· Fachbeitrag · Büroführung
Kooperations- und Netzwerkpartner: So profitieren Sie vom aktiven Netzwerken
von Dipl. Betriebswirt Jörgen Erichsen, Leverkusen
| Das Vertragsverletzungsverfahren Deutschland, das darauf abzielt, dass Planungsleistungen für die Leistungsbilder Gebäude, Technische Ausrüstung und Tragwerksplanung in der Regel einheitlich ausgeschrieben werden müssen, ist so etwas wie der Wink mit dem Zaunpfahl. Als kleines oder mittelgroßes Büro brauchen Sie Kooperationspartner. Hier, um größere öffentliche Aufträge zu generieren. Aber auch generell, um Ihr Büro für die Zukunft zu wappen. Natürlich Netzwerken Sie auch heute schon. Aber vielleicht geht es noch etwas zielgerichteter und besser. |
So bauen Sie sich Ihr persönliches Netzwerk auf
Netzwerken hat nichts mit „Klüngeln“ oder sinnlosen Smalltalks zu tun. Sie sollten es strategisch angehen. Dazu müssen Sie sich die Frage beantworten, welche Ziele Sie mit einem Netzwerk verfolgen:
- Steht der kollegiale Austausch im Vordergrund?
- Benötigen Sie Unterstützung z. B. bei übergreifenden Fragen, wie etwa Digitalisierung, BIM, Prozesse?

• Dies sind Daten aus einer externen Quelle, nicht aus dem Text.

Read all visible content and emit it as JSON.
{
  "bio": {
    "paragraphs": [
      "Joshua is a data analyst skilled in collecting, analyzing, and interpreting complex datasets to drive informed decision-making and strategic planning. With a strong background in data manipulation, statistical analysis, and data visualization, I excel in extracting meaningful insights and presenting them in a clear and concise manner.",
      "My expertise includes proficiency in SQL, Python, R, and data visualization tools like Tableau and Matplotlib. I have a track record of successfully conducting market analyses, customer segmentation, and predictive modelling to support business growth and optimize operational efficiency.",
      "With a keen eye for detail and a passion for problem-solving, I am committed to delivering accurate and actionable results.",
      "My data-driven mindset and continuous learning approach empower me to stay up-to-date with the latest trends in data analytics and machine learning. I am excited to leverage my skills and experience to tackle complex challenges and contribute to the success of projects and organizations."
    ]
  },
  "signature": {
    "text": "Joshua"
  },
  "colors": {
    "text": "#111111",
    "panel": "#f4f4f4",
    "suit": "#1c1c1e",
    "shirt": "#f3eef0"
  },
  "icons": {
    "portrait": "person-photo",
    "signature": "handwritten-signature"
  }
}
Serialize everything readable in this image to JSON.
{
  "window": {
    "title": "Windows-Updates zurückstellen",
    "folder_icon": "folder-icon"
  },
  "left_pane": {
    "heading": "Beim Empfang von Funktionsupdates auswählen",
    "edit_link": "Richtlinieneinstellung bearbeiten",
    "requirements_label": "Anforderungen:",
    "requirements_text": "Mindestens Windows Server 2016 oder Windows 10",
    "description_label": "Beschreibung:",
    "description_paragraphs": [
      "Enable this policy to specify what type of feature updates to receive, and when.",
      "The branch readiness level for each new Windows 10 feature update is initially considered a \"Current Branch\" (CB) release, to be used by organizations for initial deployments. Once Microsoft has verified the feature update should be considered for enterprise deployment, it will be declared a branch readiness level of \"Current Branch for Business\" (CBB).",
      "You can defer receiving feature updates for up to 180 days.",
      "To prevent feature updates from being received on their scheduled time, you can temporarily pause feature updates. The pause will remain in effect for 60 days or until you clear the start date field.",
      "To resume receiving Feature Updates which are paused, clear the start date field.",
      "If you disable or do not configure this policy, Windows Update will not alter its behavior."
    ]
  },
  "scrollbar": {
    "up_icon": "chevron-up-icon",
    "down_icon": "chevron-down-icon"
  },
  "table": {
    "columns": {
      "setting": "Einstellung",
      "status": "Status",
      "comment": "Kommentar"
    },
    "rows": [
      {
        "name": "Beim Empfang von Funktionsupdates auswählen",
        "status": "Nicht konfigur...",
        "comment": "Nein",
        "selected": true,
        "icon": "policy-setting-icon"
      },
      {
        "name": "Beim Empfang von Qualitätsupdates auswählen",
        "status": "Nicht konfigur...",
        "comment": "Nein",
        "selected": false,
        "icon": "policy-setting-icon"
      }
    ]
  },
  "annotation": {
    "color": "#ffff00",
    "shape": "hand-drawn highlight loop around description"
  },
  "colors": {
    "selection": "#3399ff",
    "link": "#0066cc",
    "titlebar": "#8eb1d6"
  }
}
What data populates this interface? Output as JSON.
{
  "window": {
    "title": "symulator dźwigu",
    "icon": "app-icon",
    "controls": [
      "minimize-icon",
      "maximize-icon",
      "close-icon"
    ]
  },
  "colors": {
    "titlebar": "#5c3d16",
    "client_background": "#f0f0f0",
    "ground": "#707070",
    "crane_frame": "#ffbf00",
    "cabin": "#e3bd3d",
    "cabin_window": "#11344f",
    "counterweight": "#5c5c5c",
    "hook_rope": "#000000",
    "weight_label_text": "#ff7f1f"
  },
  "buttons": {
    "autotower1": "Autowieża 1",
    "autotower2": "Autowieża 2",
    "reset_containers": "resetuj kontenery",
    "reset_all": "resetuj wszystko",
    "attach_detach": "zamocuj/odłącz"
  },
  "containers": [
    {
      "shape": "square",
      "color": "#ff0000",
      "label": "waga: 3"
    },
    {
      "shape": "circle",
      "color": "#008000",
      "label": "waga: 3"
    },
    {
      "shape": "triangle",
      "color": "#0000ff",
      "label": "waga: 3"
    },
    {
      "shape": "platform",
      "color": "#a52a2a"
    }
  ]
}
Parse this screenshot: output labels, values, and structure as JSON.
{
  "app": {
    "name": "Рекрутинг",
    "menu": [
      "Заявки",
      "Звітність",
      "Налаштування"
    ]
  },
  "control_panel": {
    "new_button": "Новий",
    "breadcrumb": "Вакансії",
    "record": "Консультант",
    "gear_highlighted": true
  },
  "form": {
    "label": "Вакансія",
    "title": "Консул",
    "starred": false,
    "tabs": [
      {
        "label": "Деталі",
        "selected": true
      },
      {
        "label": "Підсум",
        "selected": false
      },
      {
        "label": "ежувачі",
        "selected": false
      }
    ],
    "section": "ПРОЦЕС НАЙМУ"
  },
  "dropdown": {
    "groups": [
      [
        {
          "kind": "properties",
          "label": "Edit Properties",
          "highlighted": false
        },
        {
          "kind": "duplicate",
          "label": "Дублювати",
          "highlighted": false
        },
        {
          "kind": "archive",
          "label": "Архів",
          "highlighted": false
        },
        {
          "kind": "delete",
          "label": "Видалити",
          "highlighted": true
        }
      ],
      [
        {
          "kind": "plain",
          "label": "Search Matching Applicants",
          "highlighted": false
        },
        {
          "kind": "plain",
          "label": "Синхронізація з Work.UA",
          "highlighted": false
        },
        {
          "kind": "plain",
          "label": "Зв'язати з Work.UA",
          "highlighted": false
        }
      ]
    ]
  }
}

- Benötigen Sie Kontakte, um Ihre Leistungen bei größeren Aufträgen anb ieten zu können (Stichwort VGV-Vergaben)
- Möchten Sie sich so positionieren, dass Sie alles aus einer Hand anbieten können also als Generalplaner auftreten?
- Oder kommen mehrere Motive in Betracht?
Die Tabelle zeigt beispielhaft, welche Art von Netzwerken für welches Ziel in Betracht kommen kann.
Ihre Ziele | Ihre konkreten Wünsche | Mögliche Netzwerke |
Erfahrungs- und Wissensaustausch mit anderen Büros | Besprechung von Praxisfällen, Problemlösungen, Wissensauffrischung/-ausbau | Arbeitskreis mit Berufskollegen (Erfa), Berufsverbände, Internetforen (z. B. XING/Linkedin), Rotarier |
Kontakte zu Unternehmern anderer Branchen aufbauen | Aufbau Netzwerk mit dem Ziel, an neue Aufträge oder Geschäftspartner (z. B. Lieferanten, Banken) zu gelangen | Unternehmertreffen z. B. Frühstücke, Stammtische, Veranstaltungen Wirtschaftsförderungen, Industriepark |
Kooperationen bei Kundenwünschen, die Sie selbst nicht bedienen können / wollen | Kunden „alles aus einer Hand“ anbieten, auch wenn eigene Kenntnisse / Kapazitäten fehlen | Mitmachen in einem institutionaliserten Verbund (z. B. „Planer-Allianz“), bilaterale Rahmenvereinbarungen mit anderem Büro |
Sie sehen: Oft wird es so sein, dass Sie mehrere Ziele haben, die aber mit einem einzigen Netzwerk nicht errreichen können. Also müssen Sie mehrere Netzwerke aufbauen. Das bringt aber automatisch einen höheren Zeit- und Koordinationsaufwand mit sich.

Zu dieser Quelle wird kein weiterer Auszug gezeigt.